IN SITU MODIFICATION OF DESALINATION MEMBRANES FOR IMPROVED PERFORMANCE

Katie Baransi Karkaby Maria Bass Viatcheslav Freger
Wolfson Department of Chemical Engineering, Technion-Israel Institute of Technology

Nanofiltration and reverse osmosis are widely used today for desalination and water treatment. However, relative hydrophobicity of the top polyamide membrane layer, leads to high affinity toward small uncharged solutes and hydrophobic foulants. Additional drawback is the non-uniformity of polyamide, in which non-selective spots reduce overall selectivity.

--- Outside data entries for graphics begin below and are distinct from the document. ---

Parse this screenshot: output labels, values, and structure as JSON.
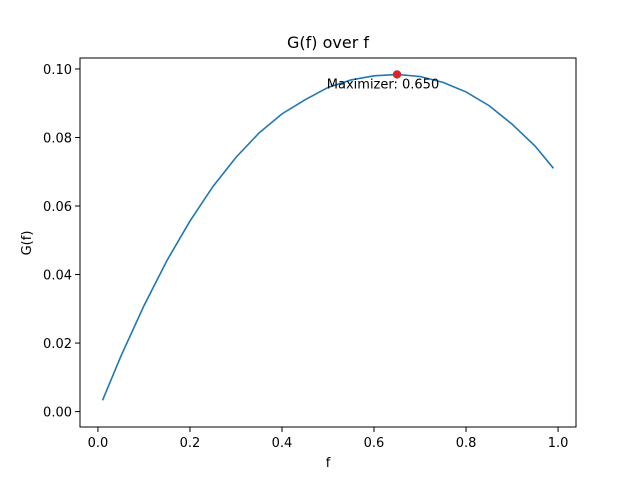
{
  "chart_data": {
    "type": "line",
    "title": "G(f) over f",
    "xlabel": "f",
    "ylabel": "G(f)",
    "xlim": [
      -0.039,
      1.039
    ],
    "ylim": [
      -0.0045,
      0.1032
    ],
    "xticks": [
      0.0,
      0.2,
      0.4,
      0.6,
      0.8,
      1.0
    ],
    "xtick_labels": [
      "0.0",
      "0.2",
      "0.4",
      "0.6",
      "0.8",
      "1.0"
    ],
    "yticks": [
      0.0,
      0.02,
      0.04,
      0.06,
      0.08,
      0.1
    ],
    "ytick_labels": [
      "0.00",
      "0.02",
      "0.04",
      "0.06",
      "0.08",
      "0.10"
    ],
    "grid": false,
    "series": [
      {
        "color": "#1f77b4",
        "x": [
          0.01,
          0.05,
          0.1,
          0.15,
          0.2,
          0.25,
          0.3,
          0.35,
          0.4,
          0.45,
          0.5,
          0.55,
          0.6,
          0.65,
          0.7,
          0.75,
          0.8,
          0.85,
          0.9,
          0.95,
          0.99
        ],
        "y": [
          0.0033,
          0.0162,
          0.0309,
          0.0441,
          0.0556,
          0.0657,
          0.0742,
          0.0813,
          0.0869,
          0.091,
          0.0946,
          0.0968,
          0.098,
          0.0984,
          0.0978,
          0.0961,
          0.0933,
          0.0893,
          0.0839,
          0.0775,
          0.071
        ]
      }
    ],
    "marker": {
      "x": 0.65,
      "y": 0.0984,
      "color": "#d62728"
    },
    "annotation": {
      "text": "Maximizer: 0.650",
      "x": 0.65,
      "y": 0.0984
    }
  }
}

Based on promising results obtained previously in our group,1,2 this study systematically examines improvement of polyamide membranes performance by surface grafting using concentration polarization-enhanced redox graft polymerization. In this way the selectivity of the grafted layer can be tuned towards model pollutants through the use of optimal monomers along with sealing the more permeable areas inherently present in the original active layer.

Main focus was on the monomer glycidyl methacrylate (GMA) for improving selectivity of uncharged solutes such as boric acid and representative endocrine-disrupting contaminants (EDCs). In combination with 3-(Methacryloylamino) propyl/ethyl] dimethyl (3-sulfopropyl) ammonium hydroxide (SPP/SPE), a zwitterionic monomer, for improving fouling resistance.

Results from dead end experiments showed that GMA and SPP combination achieved enhancement in the rejection of EDCs model compounds (up to 50-60%, improvement) as well as boric acid (up to 35% improvement), with a moderate loss of flux. Accelerated fouling tests in cross flow cells resulted in unchanged salt rejection, enhanced boric acid rejection and fouling resistance of the modified membranes. Up-scaling optimal modification procedure to commercial RO modules is currently underway, in order to assess the full potential for improving, tuning and/or restoring modified membranes in real feed conditions.

1Bernstein, R., Belfer, S., & Freger, V. (2012). Journal of Membrane Science, 405, 79-84.‏

2Ben-David, A., Bernstein, R., Oren, Y., Belfer, S., Dosoretz, C., & Freger, V. (2010). Journal of Membrane Science, 357(1), 152-159.